【ローマ海保真人】イタリア・サッカー1部リーグ(セリエA)の不正疑惑事件で、同国サッカー協会のスポーツ裁判所の控訴審裁定を下した判事団5人のうちの1人が、27日付の伊紙レプブリカに裁定理由を明らかにした。「甘い処分」の理由について「W杯優勝や1審裁定に対するサポーターの反乱、恩赦をめぐる政治論議などさまざまな要因が影響した」と語っている。裁判関係者が25日の控訴審裁定理由を明かしたのは初めて。

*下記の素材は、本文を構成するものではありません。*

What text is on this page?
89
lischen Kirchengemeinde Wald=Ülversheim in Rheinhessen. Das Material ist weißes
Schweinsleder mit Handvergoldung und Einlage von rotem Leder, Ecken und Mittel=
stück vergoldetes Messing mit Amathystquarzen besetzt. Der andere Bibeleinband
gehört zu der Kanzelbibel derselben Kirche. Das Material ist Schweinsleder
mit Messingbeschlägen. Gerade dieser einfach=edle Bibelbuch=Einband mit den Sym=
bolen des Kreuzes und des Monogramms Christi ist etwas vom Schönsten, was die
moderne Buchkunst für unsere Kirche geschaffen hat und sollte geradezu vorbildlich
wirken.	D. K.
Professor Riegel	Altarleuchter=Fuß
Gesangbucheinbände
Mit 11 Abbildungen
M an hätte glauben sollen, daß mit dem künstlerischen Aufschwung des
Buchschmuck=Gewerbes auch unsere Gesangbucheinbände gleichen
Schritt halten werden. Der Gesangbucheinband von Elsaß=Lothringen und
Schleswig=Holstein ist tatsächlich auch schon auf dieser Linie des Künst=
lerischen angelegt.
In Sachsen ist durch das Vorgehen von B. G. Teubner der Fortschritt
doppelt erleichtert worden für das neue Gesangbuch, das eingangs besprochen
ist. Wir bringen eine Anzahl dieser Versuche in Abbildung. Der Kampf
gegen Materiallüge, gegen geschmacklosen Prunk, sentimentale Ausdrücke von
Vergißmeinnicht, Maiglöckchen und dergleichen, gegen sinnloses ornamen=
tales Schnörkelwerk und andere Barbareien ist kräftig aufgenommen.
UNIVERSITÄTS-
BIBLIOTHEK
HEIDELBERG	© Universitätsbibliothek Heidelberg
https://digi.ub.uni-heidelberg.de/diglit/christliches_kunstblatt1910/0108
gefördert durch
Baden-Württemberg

控訴審裁定では、1審裁定で宣告されたフィオレンティナ、ラツィオの2部リーグ(セリエB)降格を撤回。両クラブのセリエA残留を認めるとともに、1審で認められなかったACミランの欧州チャンピオンズリーグ(CL)出場を認めた。
これらについて判事団の一人のセリオ判事はレプブリカ紙に「裁定には過去2週間で起きたことが影響した」と語った。同判事はイタリア代表のW杯での優勝や、1審の厳しい裁定に対する各クラブの地元市長らの抗議、サッカー界を取り巻く経済的悪影響などに配慮して「穏便な裁定に変えることを決めた」と明かした。
セリオ判事はまた、ユベントスに対し3部リーグ(セリエC1)以下への降格を当初「求刑」した検察側について「裁判を行うのが早過ぎたせいか、起訴理由に十分な立証が欠けていた。起訴の手順が不完全だった。それが問題だ」と批判した。
控訴審はフィオレンティナとラツィオのセリエA残留を全会一致で決めたものの、ACミランのCL出場権はく奪の撤回と、カラーロ前伊サッカー協会会長の「サッカー界4年半追放」(1審裁定)の破棄については「3対2」で意見が分かれたという。
判事団は現在、控訴審の裁定理由をまとめており、8月10日までに正式に公表する方針。